Pourquoi supprimer JS des animations ?

JavaScript gère les animations sur le thread principal — le même thread qui gère les interactions utilisateur, le rendu DOM, et la logique applicative. Une animation JS qui tourne en même temps qu'un scroll peut provoquer des drops de framerate perceptibles. CSS, lui, peut déléguer certaines animations au GPU via des propriétés composées (transform, opacity).

Le résultat est mesurable : les animations CSS sont systématiquement plus fluides que leurs équivalents JS sur des appareils à performances modestes.

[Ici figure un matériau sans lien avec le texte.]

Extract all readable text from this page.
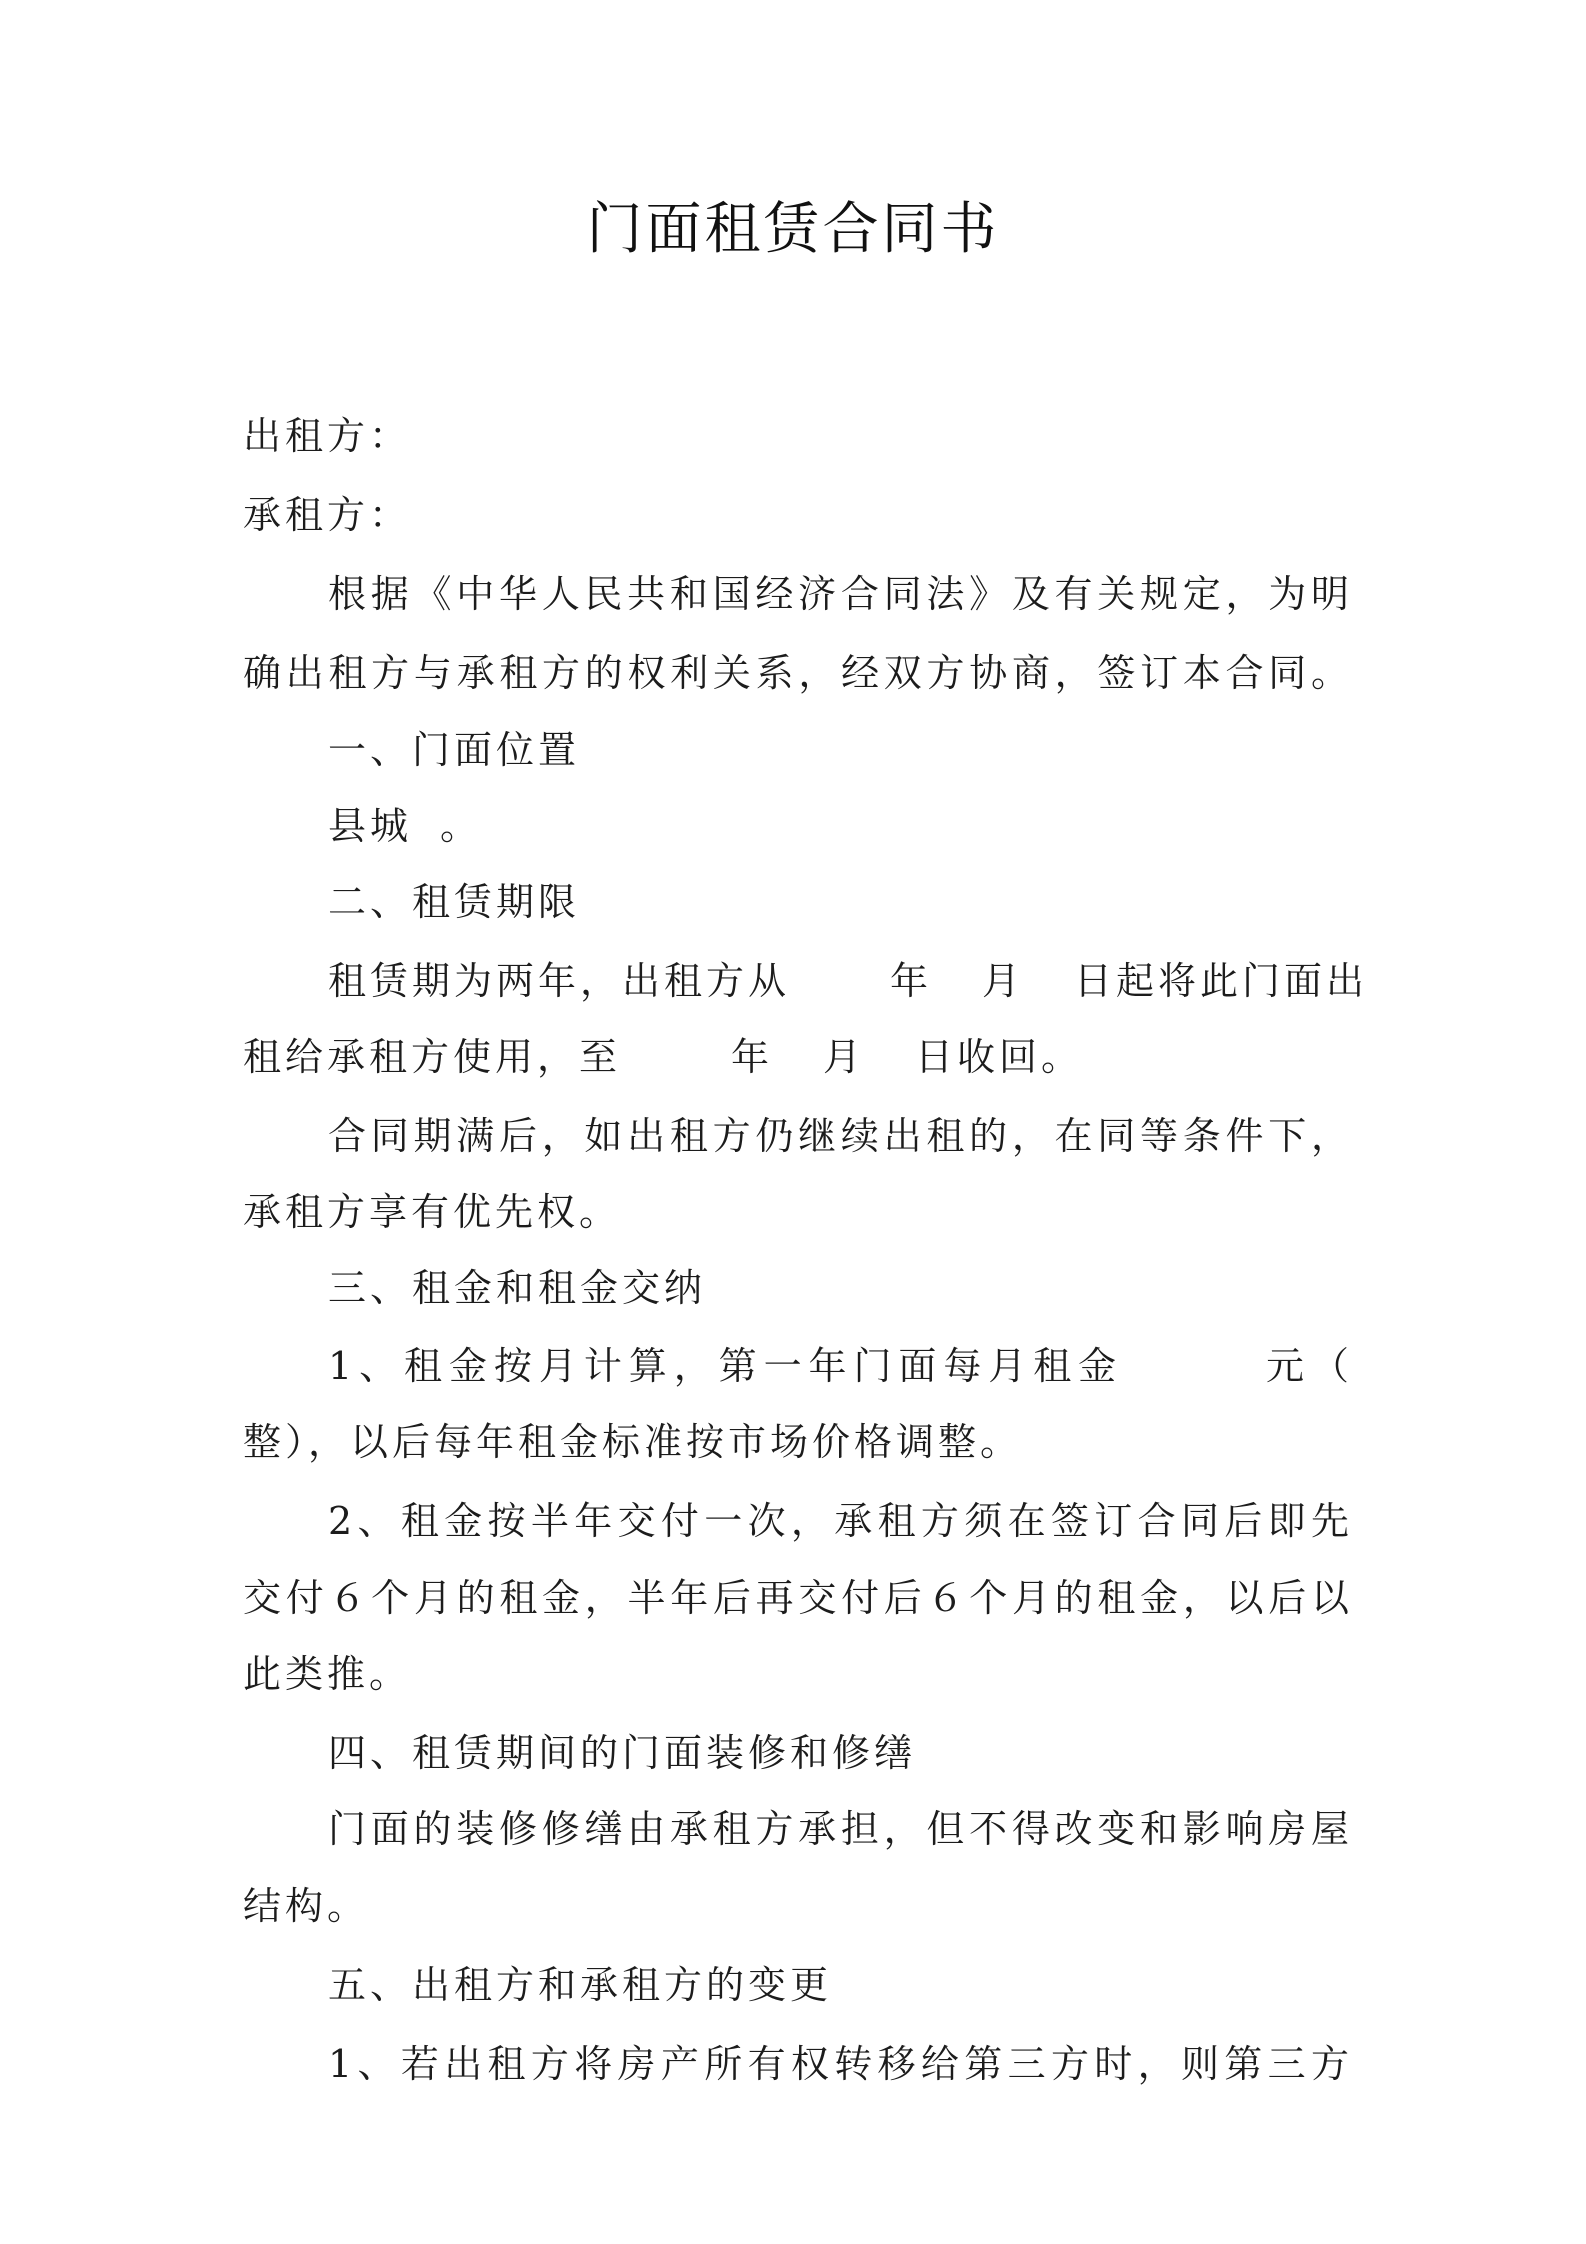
门面租赁合同书
出租方：
承租方：
根据《中华人民共和国经济合同法》及有关规定，为明
确出租方与承租方的权利关系，经双方协商，签订本合同。
一、门面位置
县城 。
二、租赁期限
租赁期为两年，出租方从	年 月 日起将此门面出
租给承租方使用，至	年 月 日收回。
合同期满后，如出租方仍继续出租的，在同等条件下，
承租方享有优先权。
三、租金和租金交纳
1、租金按月计算，第一年门面每月租金	元（
整），以后每年租金标准按市场价格调整。
2、租金按半年交付一次，承租方须在签订合同后即先
交付６个月的租金，半年后再交付后６个月的租金，以后以
此类推。
四、租赁期间的门面装修和修缮
门面的装修修缮由承租方承担，但不得改变和影响房屋
结构。
五、出租方和承租方的变更
1、若出租方将房产所有权转移给第三方时，则第三方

↑ Démo : wipe-reveal 100% CSS, aucun JS

Les 4 nouvelles armes de CSS Motion

Scroll-driven animations (lier une animation au scroll), View Transitions (transitions entre états DOM ou pages), @starting-style (animer l'apparition d'un élément depuis display:none), et l'interpolation de font-variation-settings constituent le quatuor qui rend JS largement superflu pour les interactions courantes.

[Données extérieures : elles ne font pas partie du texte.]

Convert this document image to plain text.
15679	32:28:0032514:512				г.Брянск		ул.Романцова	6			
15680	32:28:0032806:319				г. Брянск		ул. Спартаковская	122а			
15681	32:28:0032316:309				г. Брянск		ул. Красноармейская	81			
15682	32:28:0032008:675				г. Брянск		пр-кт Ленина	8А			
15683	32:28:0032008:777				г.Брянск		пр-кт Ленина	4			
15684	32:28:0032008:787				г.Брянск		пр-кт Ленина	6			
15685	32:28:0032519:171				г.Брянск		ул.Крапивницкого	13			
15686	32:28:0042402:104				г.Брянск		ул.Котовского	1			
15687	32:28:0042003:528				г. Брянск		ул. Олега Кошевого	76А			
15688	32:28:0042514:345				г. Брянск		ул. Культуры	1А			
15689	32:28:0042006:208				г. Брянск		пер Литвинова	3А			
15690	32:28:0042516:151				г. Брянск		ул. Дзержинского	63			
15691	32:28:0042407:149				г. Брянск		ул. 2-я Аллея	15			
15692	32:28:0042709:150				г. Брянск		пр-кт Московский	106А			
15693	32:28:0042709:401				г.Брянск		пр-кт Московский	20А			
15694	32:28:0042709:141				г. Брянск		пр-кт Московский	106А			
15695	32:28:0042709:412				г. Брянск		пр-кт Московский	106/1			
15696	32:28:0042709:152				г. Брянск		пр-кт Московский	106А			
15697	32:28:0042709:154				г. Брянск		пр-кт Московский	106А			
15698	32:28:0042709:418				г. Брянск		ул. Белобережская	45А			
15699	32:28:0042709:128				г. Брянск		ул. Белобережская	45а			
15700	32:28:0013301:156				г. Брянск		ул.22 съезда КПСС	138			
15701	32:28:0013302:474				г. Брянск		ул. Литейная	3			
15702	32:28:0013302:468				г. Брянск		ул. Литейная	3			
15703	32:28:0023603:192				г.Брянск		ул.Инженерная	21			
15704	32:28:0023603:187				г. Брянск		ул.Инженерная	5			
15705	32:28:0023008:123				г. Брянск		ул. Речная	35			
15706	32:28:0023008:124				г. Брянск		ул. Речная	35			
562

/* @starting-style : animer depuis display:none — CSS pur */
.menu {
  transition: opacity 0.3s, transform 0.3s;
  opacity: 1;
  transform: translateY(0);
}

@starting-style {
  .menu {
    opacity: 0;
    transform: translateY(-8px);
  }
}

« @starting-style est peut-être la fonctionnalité CSS la plus sous-estimée de 2024. Elle résout un problème que les développeurs contournaient avec JS depuis vingt ans. »

Ce que JS garde encore

Soyons honnêtes : JS reste nécessaire pour les animations pilotées par des données (graphiques temps réel, physics-based animations complexes), les gestes tactiles avancés (pinch-to-zoom, swipe avec momentum), et la synchronisation d'animations avec des événements métier.

Mais pour les transitions d'interface, les micro-interactions, les révélations au scroll et les transitions de navigation — CSS 2025 suffit largement. Et c'est un choix de professionnel que de l'utiliser.